I consider myself a reasonably cultured person. I have seen my share of art exhibits, museums, theater, opera, musicals as well as more multi-cultural performances. On the subject of religious tolerance I am very open, I respect most religious beliefs and practices, although I am not a religious person myself I can respect the wisdom of whether it be Jesus, Buddha or Mohamed. However, when someone tries to shove their religion in my face, we have a problem.
Tonight I went with my family to see The Shen Yun Performing Arts Group at the Dallas Fair Park Music Hall. I love most Asian cultures, especially Japanese and Ancient Chinese, but my knowledge of current events regarding the current state of Communist China, I must admit, is somewhat lacking. The Shen Yun group is a dance group from New York who perform traditional Chinese dances and tour all over the world.
I did not think very much about this until I actually saw the show and realized that the show although featuring traditional Chinese dance does present a very religious and political message. I must commend the Shen Yun group for being bold enough to present their ideals as part of their art but I myself do have some issues in how they presented them.
The Shen Yun group did put on an amazing performance with very talented dancers, singers and musical performances. I myself love the sound of the traditional Chinese fiddle-like instrument called the erhu. There is a surprising amount of technical wizardry involved as there is a sophisticated theater sized video screen background featuring animated scenes of the heavens and breathtaking Chinese landscapes. There is a somewhat ulterior motive to this performance as it is a way for art to protest the oppression of the Chinese Communist Government. I had no idea just how authoritarian the Communists regime in China was, especially after Hong Kong was reclaimed from British Control in 1997 and gained sovereignty. As I do support the Shen Yun's defiance of Communist rule however their show also presents their strong religious beliefs in Falun Dafa a recent and growing, yet controversial Buddhist sect or even "cult" as some may call it.
While most of the show presents very traditional music and dances featuring lanterns, fans and drums. A few of their vignettes during the course of the show blatantly present their religious and political views. Two of their plays were very unusual, if not disturbing. One of their pieces entitled "Nothing Can Block the Divine Path" depicts a group of Chinese citizens engaging in Falun Dafa exercises, when a group of Communist "police" arrest a young mother, separating her from her child and beats her with clubs while the child watches. When the mother is then dragged to a detention center and killed, the father and child watch as Buddhas come down from the "heavens" and take her and destroy the detention center with lightning.
This episode depicting "divine intervention" is not the first as in a later segment titled "Astounding Conviction" depicts a solitary Chinese man standing in Tienanmen Square holding a banner which reads: "Falun Dafa is Good." Soon the police show up again and mercilessly beat and imprison him leaving him physically broken. Soon after, although he is healed and freed by a host of Buddha like figures who bestow him with superpowers and defeats the police.

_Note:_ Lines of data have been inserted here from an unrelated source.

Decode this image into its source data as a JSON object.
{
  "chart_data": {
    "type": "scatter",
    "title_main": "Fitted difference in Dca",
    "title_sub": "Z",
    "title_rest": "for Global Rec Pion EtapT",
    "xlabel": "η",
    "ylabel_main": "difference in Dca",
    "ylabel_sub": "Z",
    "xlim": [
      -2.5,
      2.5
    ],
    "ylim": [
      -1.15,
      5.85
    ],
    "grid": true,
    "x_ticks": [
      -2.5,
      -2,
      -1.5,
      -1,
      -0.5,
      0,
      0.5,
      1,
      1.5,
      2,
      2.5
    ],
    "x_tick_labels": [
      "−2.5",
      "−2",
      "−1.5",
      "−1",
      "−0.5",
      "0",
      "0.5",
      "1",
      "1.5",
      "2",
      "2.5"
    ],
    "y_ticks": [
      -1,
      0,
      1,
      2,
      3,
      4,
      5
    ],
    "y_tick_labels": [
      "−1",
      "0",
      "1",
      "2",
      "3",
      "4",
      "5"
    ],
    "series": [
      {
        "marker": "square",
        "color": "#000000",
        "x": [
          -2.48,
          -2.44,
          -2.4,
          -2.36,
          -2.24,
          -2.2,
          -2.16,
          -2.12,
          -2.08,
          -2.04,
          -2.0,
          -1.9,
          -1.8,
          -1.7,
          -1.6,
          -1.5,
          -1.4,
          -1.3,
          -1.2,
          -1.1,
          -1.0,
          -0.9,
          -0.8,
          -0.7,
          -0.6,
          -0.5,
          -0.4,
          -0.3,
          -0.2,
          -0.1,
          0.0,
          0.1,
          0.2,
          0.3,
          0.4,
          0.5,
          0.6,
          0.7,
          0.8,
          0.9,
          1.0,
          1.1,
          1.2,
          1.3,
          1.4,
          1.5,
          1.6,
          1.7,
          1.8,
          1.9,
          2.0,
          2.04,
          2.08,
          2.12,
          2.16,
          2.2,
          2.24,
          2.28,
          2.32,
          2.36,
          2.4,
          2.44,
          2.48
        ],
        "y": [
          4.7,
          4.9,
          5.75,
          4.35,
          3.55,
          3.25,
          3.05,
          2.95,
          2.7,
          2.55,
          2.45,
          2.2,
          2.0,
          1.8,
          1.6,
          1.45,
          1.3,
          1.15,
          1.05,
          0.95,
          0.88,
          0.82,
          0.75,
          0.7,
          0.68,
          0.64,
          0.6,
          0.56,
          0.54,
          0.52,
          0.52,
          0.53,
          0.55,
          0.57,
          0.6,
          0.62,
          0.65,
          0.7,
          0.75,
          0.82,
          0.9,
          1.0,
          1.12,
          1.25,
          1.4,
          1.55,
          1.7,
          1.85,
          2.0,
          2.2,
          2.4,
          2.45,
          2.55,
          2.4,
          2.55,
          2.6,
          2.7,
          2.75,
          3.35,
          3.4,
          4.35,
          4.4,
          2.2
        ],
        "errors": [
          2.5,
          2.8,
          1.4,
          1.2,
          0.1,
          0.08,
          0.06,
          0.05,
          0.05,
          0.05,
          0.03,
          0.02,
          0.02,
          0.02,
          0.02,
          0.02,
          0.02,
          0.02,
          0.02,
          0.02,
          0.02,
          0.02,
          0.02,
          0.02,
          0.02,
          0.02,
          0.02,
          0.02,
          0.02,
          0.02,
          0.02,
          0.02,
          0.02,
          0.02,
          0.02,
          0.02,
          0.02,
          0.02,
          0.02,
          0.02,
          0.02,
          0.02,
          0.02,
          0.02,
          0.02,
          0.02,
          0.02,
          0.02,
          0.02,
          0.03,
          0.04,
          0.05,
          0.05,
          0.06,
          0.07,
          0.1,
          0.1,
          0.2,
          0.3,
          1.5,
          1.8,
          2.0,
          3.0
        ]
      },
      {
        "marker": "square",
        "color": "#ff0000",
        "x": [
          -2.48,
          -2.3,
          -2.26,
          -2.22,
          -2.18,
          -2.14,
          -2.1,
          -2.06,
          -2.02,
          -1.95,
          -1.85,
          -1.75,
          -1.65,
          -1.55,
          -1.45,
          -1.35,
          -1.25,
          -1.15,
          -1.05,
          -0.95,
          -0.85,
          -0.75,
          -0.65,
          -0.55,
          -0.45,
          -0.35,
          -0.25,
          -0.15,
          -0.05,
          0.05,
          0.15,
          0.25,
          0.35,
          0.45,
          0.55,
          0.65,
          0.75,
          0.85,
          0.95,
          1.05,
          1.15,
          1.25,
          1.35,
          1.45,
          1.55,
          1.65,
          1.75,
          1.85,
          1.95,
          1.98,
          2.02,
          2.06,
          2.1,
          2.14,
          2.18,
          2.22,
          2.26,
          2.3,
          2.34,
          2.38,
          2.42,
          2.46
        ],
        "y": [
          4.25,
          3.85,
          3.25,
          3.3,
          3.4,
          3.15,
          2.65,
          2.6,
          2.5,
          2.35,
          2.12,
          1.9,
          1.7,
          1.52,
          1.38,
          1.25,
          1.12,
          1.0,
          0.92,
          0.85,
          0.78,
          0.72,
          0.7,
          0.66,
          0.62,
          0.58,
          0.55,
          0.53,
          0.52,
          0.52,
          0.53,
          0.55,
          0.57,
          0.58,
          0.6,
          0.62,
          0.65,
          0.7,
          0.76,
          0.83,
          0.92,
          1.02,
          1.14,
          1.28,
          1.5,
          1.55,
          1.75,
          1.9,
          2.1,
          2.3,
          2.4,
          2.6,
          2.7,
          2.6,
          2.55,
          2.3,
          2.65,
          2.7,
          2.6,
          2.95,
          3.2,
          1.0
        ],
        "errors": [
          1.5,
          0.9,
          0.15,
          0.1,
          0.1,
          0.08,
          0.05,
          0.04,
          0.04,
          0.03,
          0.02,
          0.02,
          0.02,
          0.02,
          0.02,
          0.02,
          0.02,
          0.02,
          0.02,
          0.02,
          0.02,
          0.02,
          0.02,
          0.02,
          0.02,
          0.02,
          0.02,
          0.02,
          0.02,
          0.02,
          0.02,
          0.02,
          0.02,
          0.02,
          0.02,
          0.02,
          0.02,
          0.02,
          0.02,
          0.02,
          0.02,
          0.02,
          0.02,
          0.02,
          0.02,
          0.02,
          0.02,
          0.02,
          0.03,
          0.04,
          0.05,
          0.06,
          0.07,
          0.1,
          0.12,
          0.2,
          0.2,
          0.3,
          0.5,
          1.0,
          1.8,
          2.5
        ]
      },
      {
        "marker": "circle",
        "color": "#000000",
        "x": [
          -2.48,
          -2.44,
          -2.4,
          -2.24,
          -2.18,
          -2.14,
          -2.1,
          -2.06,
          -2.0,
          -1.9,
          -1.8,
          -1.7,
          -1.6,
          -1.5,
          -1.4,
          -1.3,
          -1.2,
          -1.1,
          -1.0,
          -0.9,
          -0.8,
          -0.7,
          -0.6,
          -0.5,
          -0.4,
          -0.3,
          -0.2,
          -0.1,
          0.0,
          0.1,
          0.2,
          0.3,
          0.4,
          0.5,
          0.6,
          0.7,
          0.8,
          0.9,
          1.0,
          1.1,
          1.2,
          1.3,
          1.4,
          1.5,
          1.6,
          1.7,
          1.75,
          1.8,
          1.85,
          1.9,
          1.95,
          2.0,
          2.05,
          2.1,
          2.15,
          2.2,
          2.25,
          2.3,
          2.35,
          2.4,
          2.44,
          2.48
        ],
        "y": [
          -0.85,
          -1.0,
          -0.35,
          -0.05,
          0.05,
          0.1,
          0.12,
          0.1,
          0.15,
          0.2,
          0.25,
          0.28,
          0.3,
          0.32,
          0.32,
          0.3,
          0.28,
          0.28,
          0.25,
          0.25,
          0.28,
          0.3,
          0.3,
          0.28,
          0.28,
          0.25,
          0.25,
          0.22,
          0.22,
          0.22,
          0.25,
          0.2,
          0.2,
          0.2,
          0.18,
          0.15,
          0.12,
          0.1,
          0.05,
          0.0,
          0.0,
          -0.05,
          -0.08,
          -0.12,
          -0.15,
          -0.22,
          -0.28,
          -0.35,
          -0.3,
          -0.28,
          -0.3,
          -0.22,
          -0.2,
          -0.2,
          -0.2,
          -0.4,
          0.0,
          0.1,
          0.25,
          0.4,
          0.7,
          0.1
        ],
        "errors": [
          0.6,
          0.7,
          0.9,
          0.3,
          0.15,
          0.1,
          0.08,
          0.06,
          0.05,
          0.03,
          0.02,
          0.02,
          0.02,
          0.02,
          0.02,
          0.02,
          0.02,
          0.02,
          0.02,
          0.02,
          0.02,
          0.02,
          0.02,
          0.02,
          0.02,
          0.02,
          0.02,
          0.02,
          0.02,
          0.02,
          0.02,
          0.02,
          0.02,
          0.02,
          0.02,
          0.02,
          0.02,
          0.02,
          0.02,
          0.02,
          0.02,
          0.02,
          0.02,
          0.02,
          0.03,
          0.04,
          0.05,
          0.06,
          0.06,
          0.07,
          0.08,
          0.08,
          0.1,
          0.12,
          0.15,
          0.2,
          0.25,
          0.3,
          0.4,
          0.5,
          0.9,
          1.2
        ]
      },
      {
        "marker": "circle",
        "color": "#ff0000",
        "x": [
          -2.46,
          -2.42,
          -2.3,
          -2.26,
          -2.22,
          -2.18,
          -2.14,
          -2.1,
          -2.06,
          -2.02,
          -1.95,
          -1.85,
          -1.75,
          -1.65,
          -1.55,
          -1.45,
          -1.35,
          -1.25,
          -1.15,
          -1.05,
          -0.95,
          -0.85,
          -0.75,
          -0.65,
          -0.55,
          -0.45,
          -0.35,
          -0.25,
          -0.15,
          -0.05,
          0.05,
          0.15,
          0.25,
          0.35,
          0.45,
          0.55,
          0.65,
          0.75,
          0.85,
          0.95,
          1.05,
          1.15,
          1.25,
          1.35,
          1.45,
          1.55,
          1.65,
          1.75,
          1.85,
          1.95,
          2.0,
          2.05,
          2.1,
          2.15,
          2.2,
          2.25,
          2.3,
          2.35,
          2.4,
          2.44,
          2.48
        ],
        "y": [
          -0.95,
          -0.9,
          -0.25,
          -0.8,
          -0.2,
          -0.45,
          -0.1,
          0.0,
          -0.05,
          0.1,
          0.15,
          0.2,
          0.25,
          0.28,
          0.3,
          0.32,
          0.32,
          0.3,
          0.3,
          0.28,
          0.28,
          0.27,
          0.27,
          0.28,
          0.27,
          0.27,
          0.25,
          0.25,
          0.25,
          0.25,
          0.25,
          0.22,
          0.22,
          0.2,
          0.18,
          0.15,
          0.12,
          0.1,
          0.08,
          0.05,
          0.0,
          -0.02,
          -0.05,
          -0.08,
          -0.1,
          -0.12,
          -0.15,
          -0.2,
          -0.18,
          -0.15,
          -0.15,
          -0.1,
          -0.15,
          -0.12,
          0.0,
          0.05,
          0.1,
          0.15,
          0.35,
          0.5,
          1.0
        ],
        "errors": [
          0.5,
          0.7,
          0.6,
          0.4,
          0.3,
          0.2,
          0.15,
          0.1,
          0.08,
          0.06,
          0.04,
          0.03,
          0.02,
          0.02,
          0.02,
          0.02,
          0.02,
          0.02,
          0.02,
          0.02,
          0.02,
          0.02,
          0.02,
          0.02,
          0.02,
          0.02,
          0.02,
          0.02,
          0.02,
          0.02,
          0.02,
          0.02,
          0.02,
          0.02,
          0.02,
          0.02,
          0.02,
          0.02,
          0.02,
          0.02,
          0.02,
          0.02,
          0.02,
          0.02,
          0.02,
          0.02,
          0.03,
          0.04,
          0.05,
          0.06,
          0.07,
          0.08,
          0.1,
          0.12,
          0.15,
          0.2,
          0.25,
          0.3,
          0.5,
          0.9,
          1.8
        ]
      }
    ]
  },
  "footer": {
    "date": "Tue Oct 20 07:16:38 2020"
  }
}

The operatic musical performances are also not without less than subtle religious and political overtones especially from soprano Haolan Gong who continuously sings the lyrics "Centuries we have waited, Millenia have we longed, Divine beings now walk among men, Creation joyously follows along."
I went to the Shen Yun expecting the typical drums, fans and dragons but instead got more like "Buddha Christ: Superstar"! I enjoyed most of the music and dances with the more traditional Chinese mythological and Buddhism aspects but I question the use of Shen Yun to promote and publicize Falun Gong, which from what I have read is more like a Chinese version of Scientology. Do not misunderstand me, I appreciate art in all its forms and appreciate all cultures. Art is often political or religious in nature and I hope Shen Yun will continue to enlighten those who are unaware of the oppression of the Communist regime on the Chinese people. I only see fault in using it to "advertise".